Bordro sürecinin başlangıç noktasını, genel adıyla zaman kartları olarak bilinen veri giriş araçları oluşturmaktadır. Zaman kartları, personelin işe geliş gidiş saatlerini kaydetmeye yarayan en temel veridir. Kimi işletmelerde zaman kartı uygulaması işe giriş ve çıkışlarda personelin attığı imza ile uygulanmaktayken kimi işletmelerde personele verilmiş olan elektronik kimlik kartları yoluyla uygulanmaktadır. Teknolojinin işletme faaliyetlerinin her alanında rolünün artmasıyla personelin kimliğini okutarak şirket içinde hareket etmesi özellikle üretim sahasında çalışan personelle ilgili olarak işçilik maliyetlerinin dağıtımıyla ilgili verilerin toplanmasını da kolaylaştırmaktadır. Her bir çalışana ilişkin olarak toplanan bu zaman verileri Elektronik Zaman Yönetim Sistemi veri tabanına kaydedilmekte ve ilgili personelin bordrosunun oluşturulmasına esas teşkil etmektedir. Yığın toplamların kontrol edilip ilgili departmanlarca onaylanmasının ardından toplam çalışılan saatler ile departmanlardan alınan onaylar karşılaştırılmakta; böylelikle yapılması muhtemel hataların önüne geçilmesi amaçlanmaktadır.

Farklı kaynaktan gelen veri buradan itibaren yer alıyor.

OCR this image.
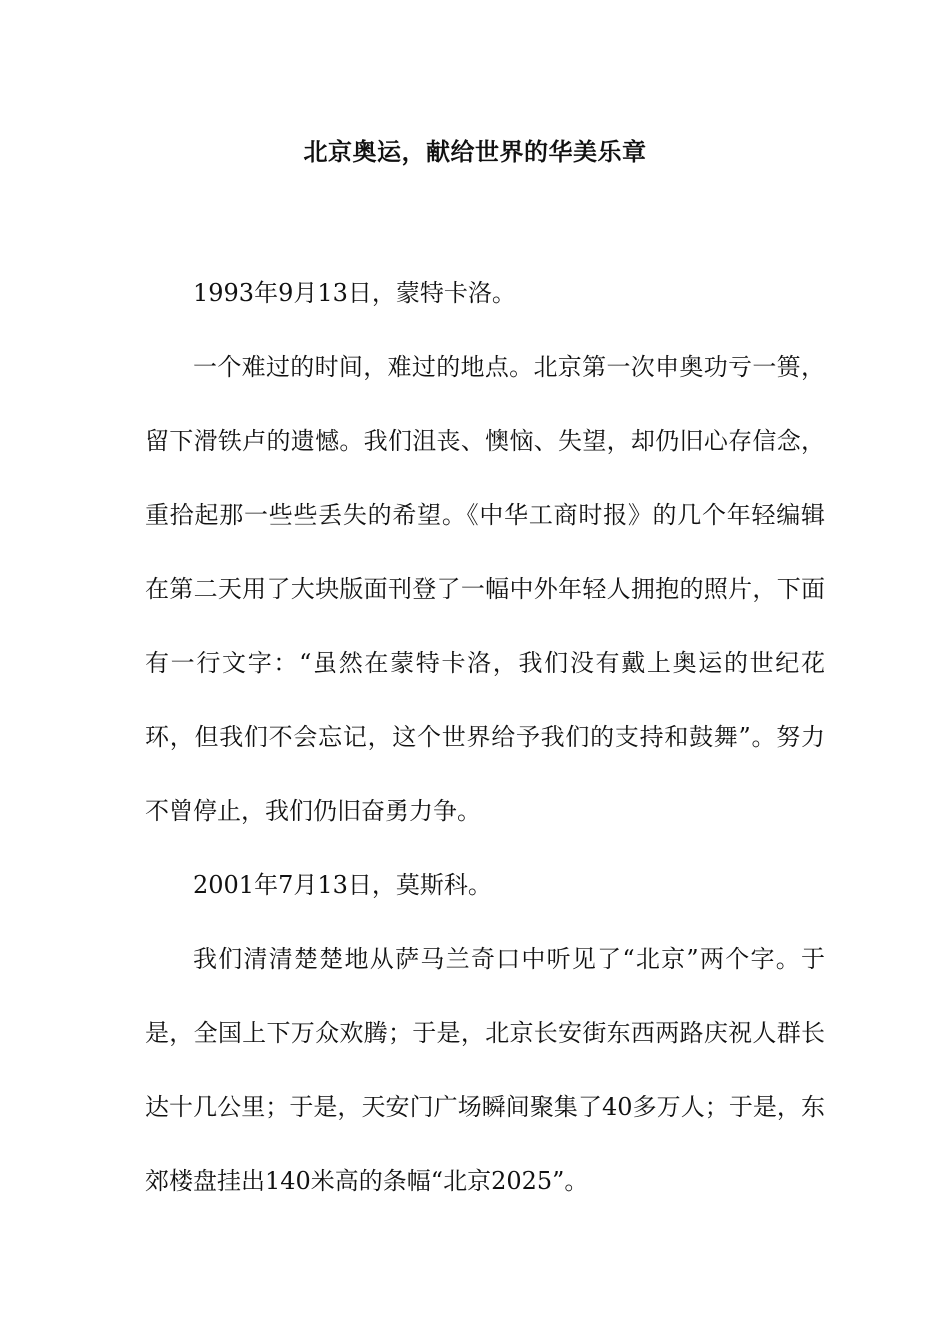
北京奥运，献给世界的华美乐章

1993年9月13日，蒙特卡洛。

一个难过的时间，难过的地点。北京第一次申奥功亏一篑，留下滑铁卢的遗憾。我们沮丧、懊恼、失望，却仍旧心存信念，重拾起那一些些丢失的希望。《中华工商时报》的几个年轻编辑在第二天用了大块版面刊登了一幅中外年轻人拥抱的照片，下面有一行文字：“虽然在蒙特卡洛，我们没有戴上奥运的世纪花环，但我们不会忘记，这个世界给予我们的支持和鼓舞”。努力不曾停止，我们仍旧奋勇力争。

2001年7月13日，莫斯科。

我们清清楚楚地从萨马兰奇口中听见了“北京”两个字。于是，全国上下万众欢腾；于是，北京长安街东西两路庆祝人群长达十几公里；于是，天安门广场瞬间聚集了40多万人；于是，东郊楼盘挂出140米高的条幅“北京2025”。
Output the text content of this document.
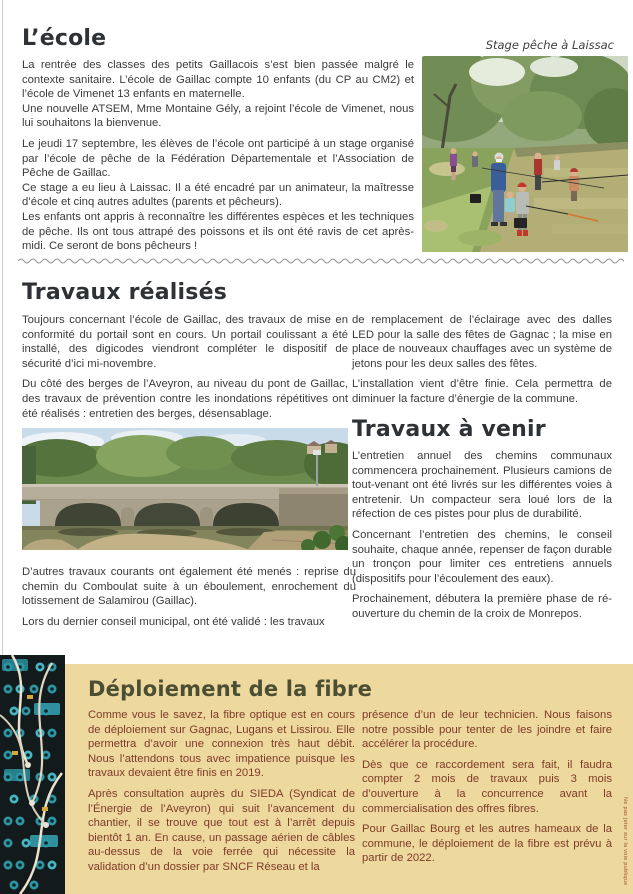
L’école

La rentrée des classes des petits Gaillacois s’est bien passée malgré le contexte sanitaire. L’école de Gaillac compte 10 enfants (du CP au CM2) et l’école de Vimenet 13 enfants en maternelle.

Une nouvelle ATSEM, Mme Montaine Gély, a rejoint l’école de Vimenet, nous lui souhaitons la bienvenue.

Le jeudi 17 septembre, les élèves de l’école ont participé à un stage organisé par l’école de pêche de la Fédération Départementale et l’Association de Pêche de Gaillac.

Ce stage a eu lieu à Laissac. Il a été encadré par un animateur, la maîtresse d’école et cinq autres adultes (parents et pêcheurs).

Les enfants ont appris à reconnaître les différentes espèces et les techniques de pêche. Ils ont tous attrapé des poissons et ils ont été ravis de cet après-midi. Ce seront de bons pêcheurs !

Stage pêche à Laissac
Travaux réalisés

Toujours concernant l’école de Gaillac, des travaux de mise en conformité du portail sont en cours. Un portail coulissant a été installé, des digicodes viendront compléter le dispositif de sécurité d’ici mi-novembre.

Du côté des berges de l’Aveyron, au niveau du pont de Gaillac, des travaux de prévention contre les inondations répétitives ont été réalisés : entretien des berges, désensablage.

D’autres travaux courants ont également été menés : reprise du chemin du Comboulat suite à un éboulement, enrochement du lotissement de Salamirou (Gaillac).

Lors du dernier conseil municipal, ont été validé : les travaux

de remplacement de l’éclairage avec des dalles LED pour la salle des fêtes de Gagnac ; la mise en place de nouveaux chauffages avec un système de jetons pour les deux salles des fêtes.

L’installation vient d’être finie. Cela permettra de diminuer la facture d’énergie de la commune.

Travaux à venir

L’entretien annuel des chemins communaux commencera prochainement. Plusieurs camions de tout-venant ont été livrés sur les différentes voies à entretenir. Un compacteur sera loué lors de la réfection de ces pistes pour plus de durabilité.

Concernant l’entretien des chemins, le conseil souhaite, chaque année, repenser de façon durable un tronçon pour limiter ces entretiens annuels (dispositifs pour l’écoulement des eaux).

Prochainement, débutera la première phase de ré-ouverture du chemin de la croix de Monrepos.

Déploiement de la fibre

Comme vous le savez, la fibre optique est en cours de déploiement sur Gagnac, Lugans et Lissirou. Elle permettra d’avoir une connexion très haut débit. Nous l’attendons tous avec impatience puisque les travaux devaient être finis en 2019.

Après consultation auprès du SIEDA (Syndicat de l’Énergie de l’Aveyron) qui suit l’avancement du chantier, il se trouve que tout est à l’arrêt depuis bientôt 1 an. En cause, un passage aérien de câbles au-dessus de la voie ferrée qui nécessite la validation d’un dossier par SNCF Réseau et la

présence d’un de leur technicien. Nous faisons notre possible pour tenter de les joindre et faire accélérer la procédure.

Dès que ce raccordement sera fait, il faudra compter 2 mois de travaux puis 3 mois d’ouverture à la concurrence avant la commercialisation des offres fibres.

Pour Gaillac Bourg et les autres hameaux de la commune, le déploiement de la fibre est prévu à partir de 2022.	Ne pas jeter sur la voie publique
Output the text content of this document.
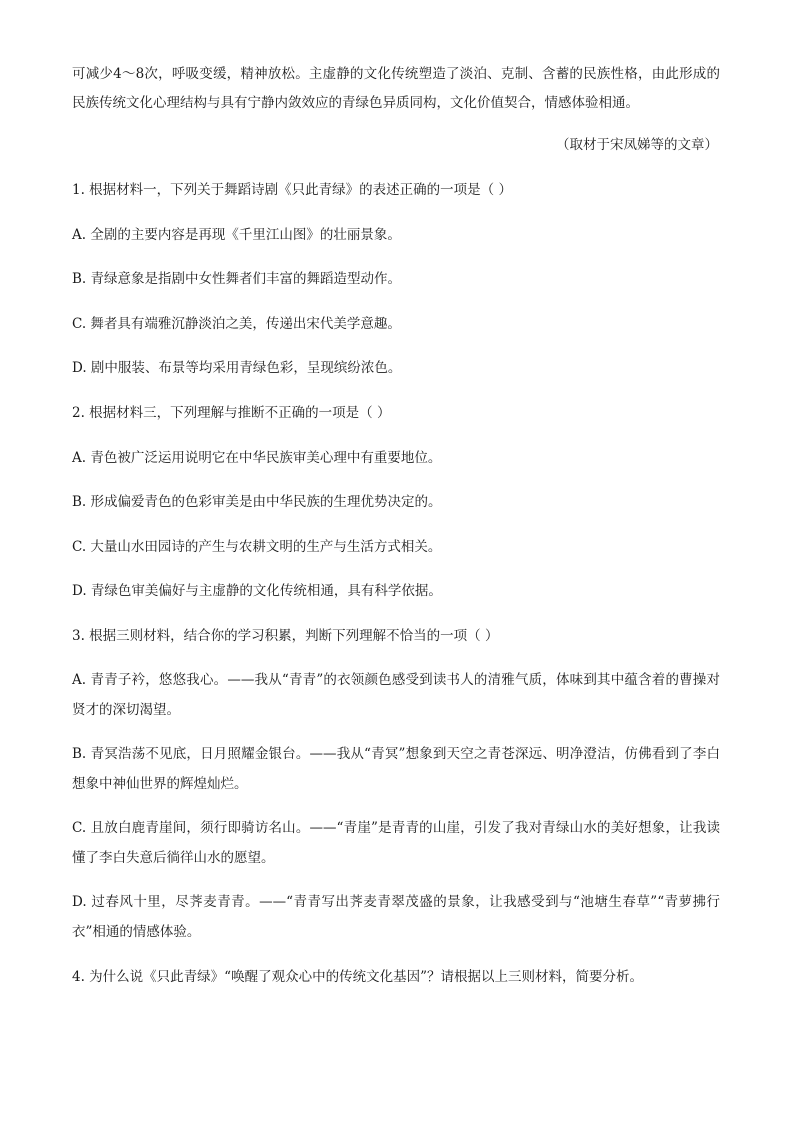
可减少4～8次，呼吸变缓，精神放松。主虚静的文化传统塑造了淡泊、克制、含蓄的民族性格，由此形成的民族传统文化心理结构与具有宁静内敛效应的青绿色异质同构，文化价值契合，情感体验相通。

（取材于宋凤娣等的文章）

1. 根据材料一，下列关于舞蹈诗剧《只此青绿》的表述正确的一项是（ ）

A. 全剧的主要内容是再现《千里江山图》的壮丽景象。

B. 青绿意象是指剧中女性舞者们丰富的舞蹈造型动作。

C. 舞者具有端雅沉静淡泊之美，传递出宋代美学意趣。

D. 剧中服装、布景等均采用青绿色彩，呈现缤纷浓色。

2. 根据材料三，下列理解与推断不正确的一项是（ ）

A. 青色被广泛运用说明它在中华民族审美心理中有重要地位。

B. 形成偏爱青色的色彩审美是由中华民族的生理优势决定的。

C. 大量山水田园诗的产生与农耕文明的生产与生活方式相关。

D. 青绿色审美偏好与主虚静的文化传统相通，具有科学依据。

3. 根据三则材料，结合你的学习积累，判断下列理解不恰当的一项（ ）

A. 青青子衿，悠悠我心。——我从“青青”的衣领颜色感受到读书人的清雅气质，体味到其中蕴含着的曹操对贤才的深切渴望。

B. 青冥浩荡不见底，日月照耀金银台。——我从“青冥”想象到天空之青苍深远、明净澄洁，仿佛看到了李白想象中神仙世界的辉煌灿烂。

C. 且放白鹿青崖间，须行即骑访名山。——“青崖”是青青的山崖，引发了我对青绿山水的美好想象，让我读懂了李白失意后徜徉山水的愿望。

D. 过春风十里，尽荠麦青青。——“青青写出荠麦青翠茂盛的景象，让我感受到与“池塘生春草”“青萝拂行衣”相通的情感体验。

4. 为什么说《只此青绿》“唤醒了观众心中的传统文化基因”？请根据以上三则材料，简要分析。
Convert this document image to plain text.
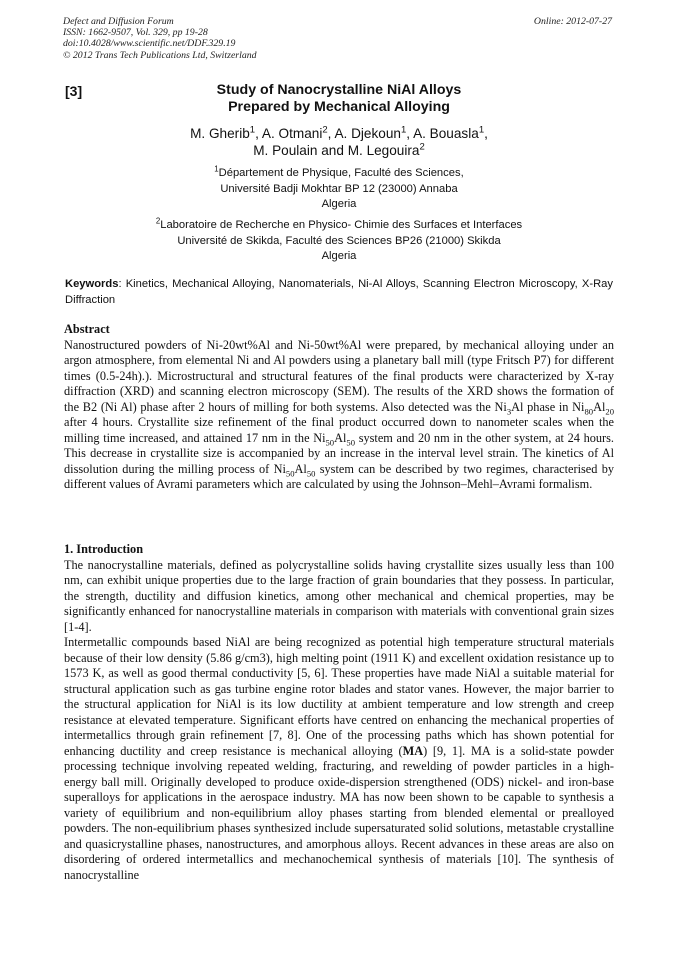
Defect and Diffusion Forum
ISSN: 1662-9507, Vol. 329, pp 19-28
doi:10.4028/www.scientific.net/DDF.329.19
© 2012 Trans Tech Publications Ltd, Switzerland
Online: 2012-07-27
[3]	Study of Nanocrystalline NiAl Alloys
Prepared by Mechanical Alloying
M. Gherib$^1$, A. Otmani$^2$, A. Djekoun$^1$, A. Bouasla$^1$,
M. Poulain and M. Legouira$^2$
$^1$Département de Physique, Faculté des Sciences,
Université Badji Mokhtar BP 12 (23000) Annaba
Algeria
$^2$Laboratoire de Recherche en Physico- Chimie des Surfaces et Interfaces
Université de Skikda, Faculté des Sciences BP26 (21000) Skikda
Algeria
Keywords: Kinetics, Mechanical Alloying, Nanomaterials, Ni-Al Alloys, Scanning Electron Microscopy, X-Ray Diffraction
Abstract
Nanostructured powders of Ni-20wt%Al and Ni-50wt%Al were prepared, by mechanical alloying under an argon atmosphere, from elemental Ni and Al powders using a planetary ball mill (type Fritsch P7) for different times (0.5-24h).). Microstructural and structural features of the final products were characterized by X-ray diffraction (XRD) and scanning electron microscopy (SEM). The results of the XRD shows the formation of the B2 (Ni Al) phase after 2 hours of milling for both systems. Also detected was the $Ni_3Al$ phase in $Ni_{80}Al_{20}$ after 4 hours. Crystallite size refinement of the final product occurred down to nanometer scales when the milling time increased, and attained 17 nm in the $Ni_{50}Al_{50}$ system and 20 nm in the other system, at 24 hours. This decrease in crystallite size is accompanied by an increase in the interval level strain. The kinetics of Al dissolution during the milling process of $Ni_{50}Al_{50}$ system can be described by two regimes, characterised by different values of Avrami parameters which are calculated by using the Johnson–Mehl–Avrami formalism.
1. Introduction
The nanocrystalline materials, defined as polycrystalline solids having crystallite sizes usually less than 100 nm, can exhibit unique properties due to the large fraction of grain boundaries that they possess. In particular, the strength, ductility and diffusion kinetics, among other mechanical and chemical properties, may be significantly enhanced for nanocrystalline materials in comparison with materials with conventional grain sizes [1-4].
Intermetallic compounds based NiAl are being recognized as potential high temperature structural materials because of their low density (5.86 g/cm3), high melting point (1911 K) and excellent oxidation resistance up to 1573 K, as well as good thermal conductivity [5, 6]. These properties have made NiAl a suitable material for structural application such as gas turbine engine rotor blades and stator vanes. However, the major barrier to the structural application for NiAl is its low ductility at ambient temperature and low strength and creep resistance at elevated temperature. Significant efforts have centred on enhancing the mechanical properties of intermetallics through grain refinement [7, 8]. One of the processing paths which has shown potential for enhancing ductility and creep resistance is mechanical alloying (MA) [9, 1]. MA is a solid-state powder processing technique involving repeated welding, fracturing, and rewelding of powder particles in a high-energy ball mill. Originally developed to produce oxide-dispersion strengthened (ODS) nickel- and iron-base superalloys for applications in the aerospace industry. MA has now been shown to be capable to synthesis a variety of equilibrium and non-equilibrium alloy phases starting from blended elemental or prealloyed powders. The non-equilibrium phases synthesized include supersaturated solid solutions, metastable crystalline and quasicrystalline phases, nanostructures, and amorphous alloys. Recent advances in these areas are also on disordering of ordered intermetallics and mechanochemical synthesis of materials [10]. The synthesis of nanocrystalline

İşletme veri tabanından alınan zaman verilerinden hareketle işçilik maliyetlerinin dağıtımı yapılmakta; tahakkuk ettirilen işçiliklerle birlikte personel bilgileri güncellenmektedir. Güncellenen ve onaylanan verilerden hareketle ödeme kayıtları oluşturulmakta; ödemelerin yapılabilmesi için de muhasebe departmanına ödeme kayıtları gönderilmektedir. Muhasebe departmanı, almış olduğu ödeme kayıtları neticesinde personelin hesabına ücretlerini yatırmaktadır. Bu verilerden yalnızca bordro bilgileri hazırlanmamaktadır. Böylelikle yönetim gerçekleşen sonuçlarla önceden belirlenmiş standartları karşılaştırma olanağına sahip olmaktadır. Bu bilgiye dayanarak da gelecek dönemlerin planlamaları gözden geçirilmekte; mevcut durum için de düzeltici ve geliştirici eylemlerin hayata geçirilmesi için adımların atılması sağlanmaktadır. Dahası, gelen raporlarla yönetim kendi kararlarını da değerlendirme şansına kavuşmaktadır. Standartlar belki de en kalifiye personelin çalıştırılması ve en son teknoloji cihazların kullanılmasıyla dahi ulaşılamayacak şekilde belirlenmiş olabilir.